I have the following system of equations:
$$\begin{align} \frac{dX}{dt} &= 2Y-2\\ \frac{dY}{dt} &= 9X-X^3 \end{align}$$
I would like to study the property of solutions to this function about the point $(3,1)$. Namely, I'd like to find a linear approximation for small oscillations about the equilibrium point, and I'd like to estimate the period of oscillation.
I don't exactly know what is meant by "find a linear approximation" for a coupled system, though.

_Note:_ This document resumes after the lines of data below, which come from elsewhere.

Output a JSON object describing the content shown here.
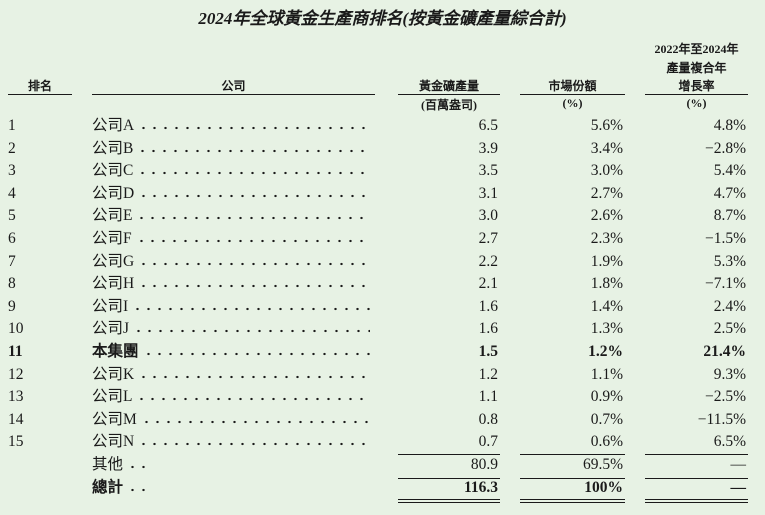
{
  "title": "2024年全球黃金生產商排名(按黃金礦產量綜合計)",
  "header": {
    "rank": "排名",
    "company": "公司",
    "output": "黃金礦產量",
    "output_unit": "(百萬盎司)",
    "share": "市場份額",
    "share_unit": "(%)",
    "cagr": [
      "2022年至2024年",
      "產量複合年",
      "增長率"
    ],
    "cagr_unit": "(%)"
  },
  "rows": [
    {
      "rank": "1",
      "company": "公司A",
      "output": "6.5",
      "share": "5.6%",
      "cagr": "4.8%"
    },
    {
      "rank": "2",
      "company": "公司B",
      "output": "3.9",
      "share": "3.4%",
      "cagr": "−2.8%"
    },
    {
      "rank": "3",
      "company": "公司C",
      "output": "3.5",
      "share": "3.0%",
      "cagr": "5.4%"
    },
    {
      "rank": "4",
      "company": "公司D",
      "output": "3.1",
      "share": "2.7%",
      "cagr": "4.7%"
    },
    {
      "rank": "5",
      "company": "公司E",
      "output": "3.0",
      "share": "2.6%",
      "cagr": "8.7%"
    },
    {
      "rank": "6",
      "company": "公司F",
      "output": "2.7",
      "share": "2.3%",
      "cagr": "−1.5%"
    },
    {
      "rank": "7",
      "company": "公司G",
      "output": "2.2",
      "share": "1.9%",
      "cagr": "5.3%"
    },
    {
      "rank": "8",
      "company": "公司H",
      "output": "2.1",
      "share": "1.8%",
      "cagr": "−7.1%"
    },
    {
      "rank": "9",
      "company": "公司I",
      "output": "1.6",
      "share": "1.4%",
      "cagr": "2.4%"
    },
    {
      "rank": "10",
      "company": "公司J",
      "output": "1.6",
      "share": "1.3%",
      "cagr": "2.5%"
    },
    {
      "rank": "11",
      "company": "本集團",
      "output": "1.5",
      "share": "1.2%",
      "cagr": "21.4%",
      "bold": true
    },
    {
      "rank": "12",
      "company": "公司K",
      "output": "1.2",
      "share": "1.1%",
      "cagr": "9.3%"
    },
    {
      "rank": "13",
      "company": "公司L",
      "output": "1.1",
      "share": "0.9%",
      "cagr": "−2.5%"
    },
    {
      "rank": "14",
      "company": "公司M",
      "output": "0.8",
      "share": "0.7%",
      "cagr": "−11.5%"
    },
    {
      "rank": "15",
      "company": "公司N",
      "output": "0.7",
      "share": "0.6%",
      "cagr": "6.5%"
    }
  ],
  "others": {
    "company": "其他",
    "output": "80.9",
    "share": "69.5%",
    "cagr": "—"
  },
  "total": {
    "company": "總計",
    "output": "116.3",
    "share": "100%",
    "cagr": "—",
    "bold": true
  }
}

I've taken the Jacobian of the system, yielding eigenvalues $6i,-6i$ and corresponding eigenvectors $[1,3i]$ and $[1,-3i]$.
But from here, I don't exactly know where to go.
First write: $$X=x+3,\ \ \ Y=y+1$$ so that the equilibrium point moves to $(0,0)$. The equations become: $$\begin{array}{l}\dot{x}=2y\\\dot{y}=9x+27-(x+3)^3=-x^3-9x^2-18x\end{array}$$ Now linearize in both $x$ and $y$ (i.e.: take the Taylor expansion up to first order). You get: $$\begin{array}{l}\dot{x}=2y\\\dot{y}=-18x\end{array}$$ This equation determinates the dominant behavior of your system near the equilibrium point. I think you can take it from here. Good luck.